Unlocking EU Funds and Economic Growth

Magyar campaigned on a pro-European agenda aimed at securing the release of suspended EU funds to kick-start Hungary's economy, which was near stagnation for three years before a larger-than-expected 1.7% annual expansion in the first quarter.

Urgency for Economic Retuning

"It is very important that the protagonists of the economy shift into a higher gear," said Jelasity, the head of Erste Group's Hungarian unit.

"The shadow (of past policies) is large and long, therefore it is important that the economy is retuned as soon as possible."

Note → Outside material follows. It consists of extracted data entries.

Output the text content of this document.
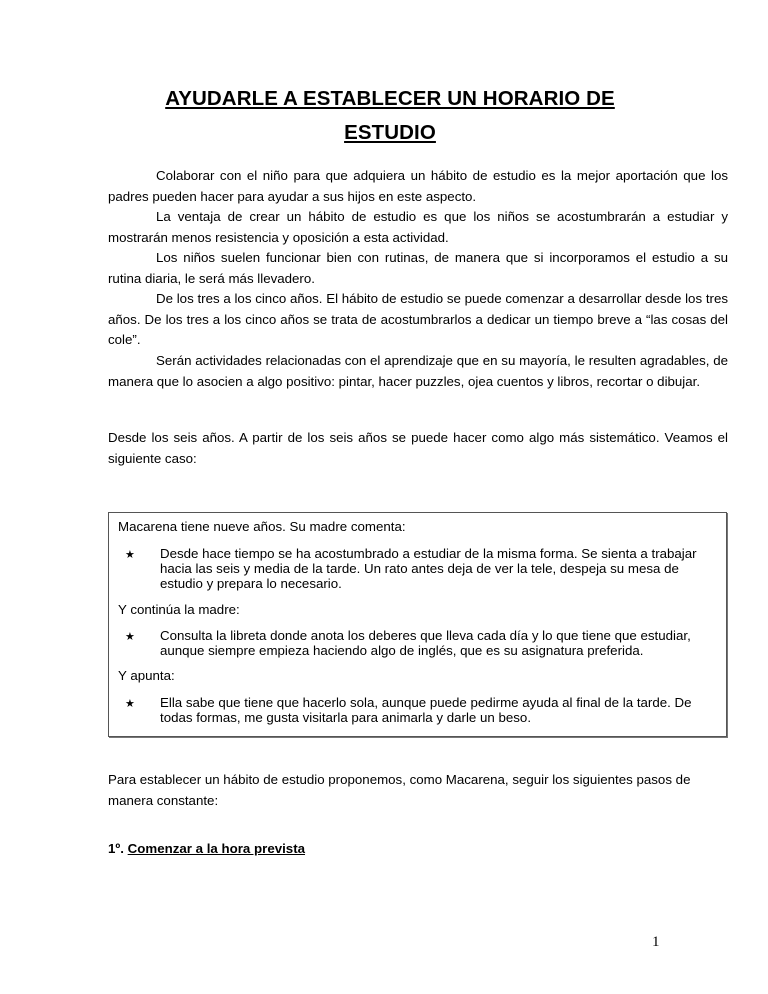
AYUDARLE A ESTABLECER UN HORARIO DE
ESTUDIO
Colaborar con el niño para que adquiera un hábito de estudio es la mejor aportación que los padres pueden hacer para ayudar a sus hijos en este aspecto.
La ventaja de crear un hábito de estudio es que los niños se acostumbrarán a estudiar y mostrarán menos resistencia y oposición a esta actividad.
Los niños suelen funcionar bien con rutinas, de manera que si incorporamos el estudio a su rutina diaria, le será más llevadero.
De los tres a los cinco años. El hábito de estudio se puede comenzar a desarrollar desde los tres años. De los tres a los cinco años se trata de acostumbrarlos a dedicar un tiempo breve a “las cosas del cole”.
Serán actividades relacionadas con el aprendizaje que en su mayoría, le resulten agradables, de manera que lo asocien a algo positivo: pintar, hacer puzzles, ojea cuentos y libros, recortar o dibujar.
Desde los seis años. A partir de los seis años se puede hacer como algo más sistemático. Veamos el siguiente caso:
Macarena tiene nueve años. Su madre comenta:
★ Desde hace tiempo se ha acostumbrado a estudiar de la misma forma. Se sienta a trabajar hacia las seis y media de la tarde. Un rato antes deja de ver la tele, despeja su mesa de estudio y prepara lo necesario.
Y continúa la madre:
★ Consulta la libreta donde anota los deberes que lleva cada día y lo que tiene que estudiar, aunque siempre empieza haciendo algo de inglés, que es su asignatura preferida.
Y apunta:
★ Ella sabe que tiene que hacerlo sola, aunque puede pedirme ayuda al final de la tarde. De todas formas, me gusta visitarla para animarla y darle un beso.
Para establecer un hábito de estudio proponemos, como Macarena, seguir los siguientes pasos de manera constante:
1º. Comenzar a la hora prevista
1
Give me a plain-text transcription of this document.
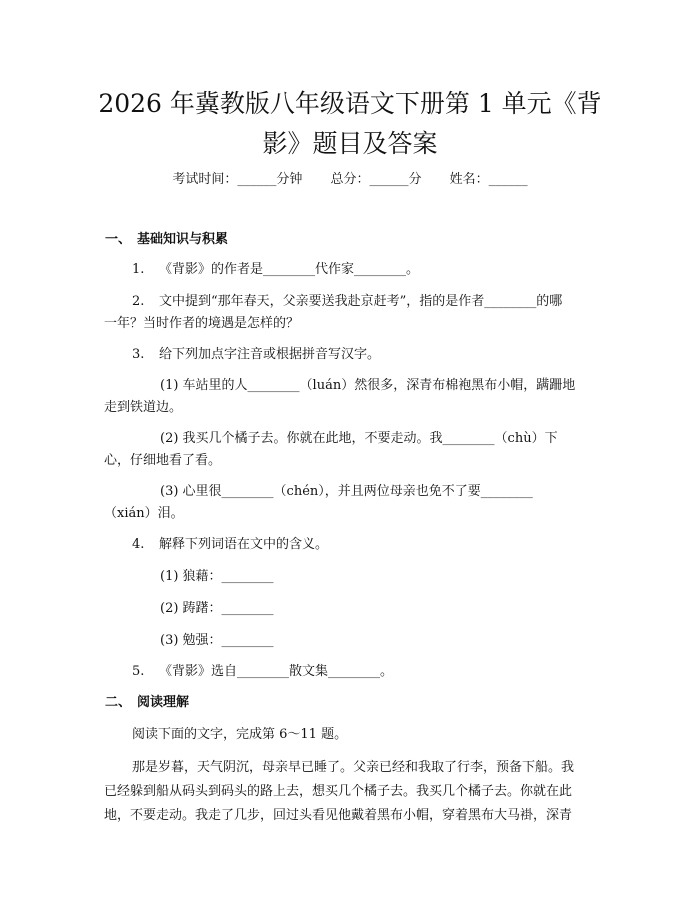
2026 年冀教版八年级语文下册第 1 单元《背
影》题目及答案
考试时间：______分钟 总分：______分 姓名：______
一、 基础知识与积累
1. 《背影》的作者是________代作家________。
2. 文中提到“那年春天，父亲要送我赴京赶考”，指的是作者________的哪
一年？当时作者的境遇是怎样的？
3. 给下列加点字注音或根据拼音写汉字。
(1) 车站里的人________（luán）然很多，深青布棉袍黑布小帽，蹒跚地
走到铁道边。
(2) 我买几个橘子去。你就在此地，不要走动。我________（chù）下
心，仔细地看了看。
(3) 心里很________（chén），并且两位母亲也免不了要________
（xián）泪。
4. 解释下列词语在文中的含义。
(1) 狼藉：________
(2) 踌躇：________
(3) 勉强：________
5. 《背影》选自________散文集________。
二、 阅读理解
阅读下面的文字，完成第 6～11 题。
那是岁暮，天气阴沉，母亲早已睡了。父亲已经和我取了行李，预备下船。我
已经躲到船从码头到码头的路上去，想买几个橘子去。我买几个橘子去。你就在此
地，不要走动。我走了几步，回过头看见他戴着黑布小帽，穿着黑布大马褂，深青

(Reporting by Gergely Szakacs. Editing by Mark Potter)

Key Takeaways

  • Banks seek a 'level playing field', predictability, and removal of ad hoc special taxes introduced under Orban’s government. (euronews.com)
  • Magyar’s landslide April 12 victory gives him a two‑thirds majority likely to allow repeal of sector‑specific windfall taxes and fast‑track legislative reforms. (euronews.com)
  • Unlocking over €17‑18 billion in frozen EU funds before an August deadline is a priority; Magyar has begun talks in Brussels, promising a pro‑European shift. (euronews.com)

References

Frequently Asked Questions

Why are Hungary's banks calling for a level playing field?
Hungary’s banks want a fairer, more predictable environment after years of unpredictable government policies and special taxes.
How did Viktor Orban's policies affect Hungary's banking sector?
Orban's ad hoc policies, such as special taxes, created uncertainty and a tilted playing field for banks, impacting investment and economic growth.
What are Hungarian banks hoping from Peter Magyar’s new government?
Banks hope for market-friendly, predictable policies and a focus on reviving the economy, especially through securing EU funds.
Which banks are the main players in Hungary?
Major banks in Hungary include OTP, MBH Bank, KBC, UniCredit, Intesa SanPaolo, Erste Bank, and Raiffeisen.
How can changes in government impact Hungary’s economy?
A market-oriented government could restore confidence, unlock EU funding, and stimulate economic growth after years of stagnation.